Don’t get me wrong. I appreciate your concern. I appreciate the fact that you’re trying to shield me from the harsh truth. And I appreciate the fact that you need to believe what you’re telling me, and that a part of me needs to believe it too. But the truth is easier to believe. And I’m at an age that I need to be trusted enough to hear the truth.
I can handle it.
My grandma died on Halloween. My mom got a call that morning, when my brother and I were getting ready. I didn’t even notice that she didn’t come down to see us off to school. My dad came down instead, his face giving nothing away.

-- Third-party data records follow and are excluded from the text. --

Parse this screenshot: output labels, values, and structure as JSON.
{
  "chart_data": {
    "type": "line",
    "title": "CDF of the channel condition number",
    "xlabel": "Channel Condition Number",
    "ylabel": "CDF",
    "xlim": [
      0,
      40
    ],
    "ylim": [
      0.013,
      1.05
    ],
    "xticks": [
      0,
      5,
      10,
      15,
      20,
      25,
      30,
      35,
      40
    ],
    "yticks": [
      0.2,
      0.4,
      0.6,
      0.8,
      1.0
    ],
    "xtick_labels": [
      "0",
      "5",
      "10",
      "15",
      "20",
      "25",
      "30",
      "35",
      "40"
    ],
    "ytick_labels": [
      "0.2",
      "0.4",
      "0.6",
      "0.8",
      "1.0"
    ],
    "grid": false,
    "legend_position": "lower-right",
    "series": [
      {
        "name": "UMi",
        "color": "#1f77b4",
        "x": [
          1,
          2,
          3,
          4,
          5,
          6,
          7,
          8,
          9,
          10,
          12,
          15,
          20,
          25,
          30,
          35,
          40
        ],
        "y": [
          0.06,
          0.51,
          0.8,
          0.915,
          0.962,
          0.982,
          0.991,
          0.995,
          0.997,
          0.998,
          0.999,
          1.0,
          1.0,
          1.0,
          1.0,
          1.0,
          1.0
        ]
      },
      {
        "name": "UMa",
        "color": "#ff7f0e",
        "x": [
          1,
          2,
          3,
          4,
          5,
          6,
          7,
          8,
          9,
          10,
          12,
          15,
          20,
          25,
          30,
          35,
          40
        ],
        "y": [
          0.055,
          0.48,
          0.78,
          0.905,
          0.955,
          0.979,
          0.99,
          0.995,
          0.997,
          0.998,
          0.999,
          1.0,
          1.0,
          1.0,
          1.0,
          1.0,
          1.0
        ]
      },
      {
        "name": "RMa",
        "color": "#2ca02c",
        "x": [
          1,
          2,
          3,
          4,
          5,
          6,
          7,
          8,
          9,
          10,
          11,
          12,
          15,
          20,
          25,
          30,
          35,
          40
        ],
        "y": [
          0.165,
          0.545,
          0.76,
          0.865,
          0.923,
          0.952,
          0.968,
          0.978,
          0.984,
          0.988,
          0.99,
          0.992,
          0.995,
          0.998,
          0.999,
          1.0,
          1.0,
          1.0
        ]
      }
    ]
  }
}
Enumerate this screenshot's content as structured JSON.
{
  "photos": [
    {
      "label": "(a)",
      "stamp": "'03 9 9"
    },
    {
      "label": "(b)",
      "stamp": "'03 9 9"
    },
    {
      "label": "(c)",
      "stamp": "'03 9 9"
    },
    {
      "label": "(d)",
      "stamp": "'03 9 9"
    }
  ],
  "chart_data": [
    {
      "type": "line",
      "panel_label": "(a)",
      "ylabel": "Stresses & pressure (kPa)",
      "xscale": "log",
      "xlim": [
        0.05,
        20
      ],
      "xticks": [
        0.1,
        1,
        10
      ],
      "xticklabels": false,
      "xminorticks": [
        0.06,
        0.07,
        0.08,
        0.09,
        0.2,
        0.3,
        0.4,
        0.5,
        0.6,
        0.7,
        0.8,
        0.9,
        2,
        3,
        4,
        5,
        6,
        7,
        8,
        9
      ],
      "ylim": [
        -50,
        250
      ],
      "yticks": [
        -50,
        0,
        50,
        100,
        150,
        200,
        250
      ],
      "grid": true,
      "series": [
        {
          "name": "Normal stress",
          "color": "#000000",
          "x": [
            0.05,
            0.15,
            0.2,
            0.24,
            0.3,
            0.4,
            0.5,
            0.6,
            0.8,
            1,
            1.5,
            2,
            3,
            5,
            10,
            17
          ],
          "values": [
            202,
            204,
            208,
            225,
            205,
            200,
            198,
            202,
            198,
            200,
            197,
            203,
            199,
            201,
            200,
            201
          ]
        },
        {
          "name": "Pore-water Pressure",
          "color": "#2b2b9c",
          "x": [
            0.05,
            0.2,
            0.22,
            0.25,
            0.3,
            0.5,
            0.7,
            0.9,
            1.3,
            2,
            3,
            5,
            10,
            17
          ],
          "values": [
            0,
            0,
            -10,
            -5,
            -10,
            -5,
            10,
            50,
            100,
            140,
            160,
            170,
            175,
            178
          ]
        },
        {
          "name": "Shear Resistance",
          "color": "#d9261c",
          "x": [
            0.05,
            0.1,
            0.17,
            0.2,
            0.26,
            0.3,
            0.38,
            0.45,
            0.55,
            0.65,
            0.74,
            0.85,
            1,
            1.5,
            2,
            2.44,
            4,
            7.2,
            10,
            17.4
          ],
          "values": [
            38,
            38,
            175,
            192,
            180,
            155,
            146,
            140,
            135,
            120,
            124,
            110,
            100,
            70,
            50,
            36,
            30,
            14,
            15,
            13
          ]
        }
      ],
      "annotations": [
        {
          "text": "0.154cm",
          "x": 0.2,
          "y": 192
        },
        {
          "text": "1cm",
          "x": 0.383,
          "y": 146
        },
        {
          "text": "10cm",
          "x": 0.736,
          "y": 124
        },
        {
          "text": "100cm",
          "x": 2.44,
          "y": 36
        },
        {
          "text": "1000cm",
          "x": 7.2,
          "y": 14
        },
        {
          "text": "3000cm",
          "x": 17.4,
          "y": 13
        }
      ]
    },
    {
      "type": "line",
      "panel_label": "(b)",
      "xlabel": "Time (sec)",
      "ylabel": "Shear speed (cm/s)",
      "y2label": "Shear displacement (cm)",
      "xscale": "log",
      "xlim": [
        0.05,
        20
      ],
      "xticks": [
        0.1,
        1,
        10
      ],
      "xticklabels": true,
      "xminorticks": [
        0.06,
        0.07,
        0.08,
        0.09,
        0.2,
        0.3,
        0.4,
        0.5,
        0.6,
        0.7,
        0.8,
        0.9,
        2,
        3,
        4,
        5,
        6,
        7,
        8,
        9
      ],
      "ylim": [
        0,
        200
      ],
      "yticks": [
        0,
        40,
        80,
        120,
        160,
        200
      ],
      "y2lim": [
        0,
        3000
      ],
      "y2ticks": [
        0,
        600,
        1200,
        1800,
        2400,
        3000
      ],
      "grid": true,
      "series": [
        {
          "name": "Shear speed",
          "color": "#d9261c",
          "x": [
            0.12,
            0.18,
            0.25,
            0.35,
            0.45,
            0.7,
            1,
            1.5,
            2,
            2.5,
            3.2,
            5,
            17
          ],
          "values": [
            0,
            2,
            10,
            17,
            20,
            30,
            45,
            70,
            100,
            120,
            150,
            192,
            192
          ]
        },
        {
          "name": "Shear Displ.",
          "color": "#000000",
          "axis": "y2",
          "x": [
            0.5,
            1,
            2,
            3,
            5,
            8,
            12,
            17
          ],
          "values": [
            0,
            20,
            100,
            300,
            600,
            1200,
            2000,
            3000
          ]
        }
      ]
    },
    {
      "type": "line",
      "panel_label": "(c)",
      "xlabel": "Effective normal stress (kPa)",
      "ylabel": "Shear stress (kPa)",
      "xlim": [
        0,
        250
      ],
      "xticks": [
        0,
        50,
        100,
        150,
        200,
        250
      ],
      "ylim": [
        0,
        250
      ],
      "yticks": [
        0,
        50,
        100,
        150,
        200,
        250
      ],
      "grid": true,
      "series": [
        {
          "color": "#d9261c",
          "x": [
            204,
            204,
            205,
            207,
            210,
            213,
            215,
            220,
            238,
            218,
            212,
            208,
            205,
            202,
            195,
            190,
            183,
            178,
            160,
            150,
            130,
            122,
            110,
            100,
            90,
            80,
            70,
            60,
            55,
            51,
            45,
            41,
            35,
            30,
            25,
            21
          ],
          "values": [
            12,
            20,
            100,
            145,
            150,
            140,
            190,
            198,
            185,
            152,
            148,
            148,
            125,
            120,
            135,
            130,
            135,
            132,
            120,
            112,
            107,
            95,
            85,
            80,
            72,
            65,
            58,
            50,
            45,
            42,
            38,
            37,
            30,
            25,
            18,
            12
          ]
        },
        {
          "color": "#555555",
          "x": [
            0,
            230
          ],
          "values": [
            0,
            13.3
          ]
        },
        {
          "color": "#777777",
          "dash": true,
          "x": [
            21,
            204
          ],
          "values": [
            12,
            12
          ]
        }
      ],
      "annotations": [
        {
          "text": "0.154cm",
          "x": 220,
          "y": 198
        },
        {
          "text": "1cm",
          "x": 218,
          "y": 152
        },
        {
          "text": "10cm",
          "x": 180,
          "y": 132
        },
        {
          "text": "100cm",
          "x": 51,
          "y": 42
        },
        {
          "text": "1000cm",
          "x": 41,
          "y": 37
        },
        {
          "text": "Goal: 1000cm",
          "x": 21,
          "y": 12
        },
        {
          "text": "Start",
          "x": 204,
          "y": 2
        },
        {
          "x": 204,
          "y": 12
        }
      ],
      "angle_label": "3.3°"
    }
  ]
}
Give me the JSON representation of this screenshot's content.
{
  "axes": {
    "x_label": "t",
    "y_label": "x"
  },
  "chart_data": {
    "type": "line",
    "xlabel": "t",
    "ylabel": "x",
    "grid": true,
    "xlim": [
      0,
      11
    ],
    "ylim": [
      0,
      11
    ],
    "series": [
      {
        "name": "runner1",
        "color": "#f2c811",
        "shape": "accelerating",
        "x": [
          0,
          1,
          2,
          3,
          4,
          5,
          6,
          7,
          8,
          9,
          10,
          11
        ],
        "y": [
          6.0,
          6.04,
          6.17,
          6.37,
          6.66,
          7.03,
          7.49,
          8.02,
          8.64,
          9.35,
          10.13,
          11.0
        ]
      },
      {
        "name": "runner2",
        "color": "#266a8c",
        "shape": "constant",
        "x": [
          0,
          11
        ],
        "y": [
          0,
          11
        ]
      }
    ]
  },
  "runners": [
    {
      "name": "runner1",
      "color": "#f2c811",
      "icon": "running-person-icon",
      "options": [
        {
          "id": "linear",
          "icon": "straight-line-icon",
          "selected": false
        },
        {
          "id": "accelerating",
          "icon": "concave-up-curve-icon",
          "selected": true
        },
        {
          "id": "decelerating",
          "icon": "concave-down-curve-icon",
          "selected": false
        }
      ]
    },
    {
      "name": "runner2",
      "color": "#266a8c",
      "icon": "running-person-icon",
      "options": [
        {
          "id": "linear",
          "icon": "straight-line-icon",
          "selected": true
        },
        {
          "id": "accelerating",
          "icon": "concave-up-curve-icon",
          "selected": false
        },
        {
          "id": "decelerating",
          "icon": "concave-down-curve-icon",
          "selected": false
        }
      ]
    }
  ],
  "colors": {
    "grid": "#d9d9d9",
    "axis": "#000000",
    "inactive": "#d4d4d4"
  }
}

That Halloween passed like any other. Since my brother and I were out with our friends for the whole night, we didn’t notice that mom had seemed quieter than usual. Had seemed less energetic, and had lost a spark in her eyes. Looking back now, I marvel at how my mom pulled herself together and put on a brave face for my brother and me.
In retrospect, it shouldn’t have been a surprise. We had gone to my aunt’s house to see my Nana just two weeks ago. My mom told me that I should say goodbye, but I couldn’t. I didn’t want to. The Nana I saw lying on the bed, surrounded by tubes and an oxygen mask, wasn’t the Nana I knew who laughed when she beat me in Go Fish. I couldn’t say goodbye because the Nana I knew was already gone.
She told us on November 2.
We were in the living room and my mom looked over at my brother and me. I looked into her face, really looked into it, and I knew what was coming. I knew something had happened, and my brain made the connection that my heart wouldn’t believe. She told us that Nana had died. She started crying before she could say anything else. I started crying before I could say anything. But it didn’t cross my mind to ask her when it had happened.
It didn’t occur to me that she could or would hide something so important.
I didn’t learn until later that day that my Nana had died two days ago. And I hadn’t even noticed. This was my first real experience with death. I had expected something to happen. Something to mark the passing of my Nana.
But I couldn’t bring myself to be angry with my mom.
I understood, even if I didn’t like it, why she had withheld that information. I knew that I would have been a mess and I would have hated Halloween. I knew that she needed her time as well. She needed a few uninterrupted days to mourn on her own before she could deal with my grief.
Which left me angry with myself.
I wanted to be strong enough to handle the truth. I couldn’t bear the sympathy cards and the neighbors with their smiles. I needed someone to sit with me and say, “Your Nana died. It sucks, but it happened. It’s ok to be sad, even angry, but that doesn’t change anything.” I just needed the truth. I just needed someone to trust me enough to tell me the truth.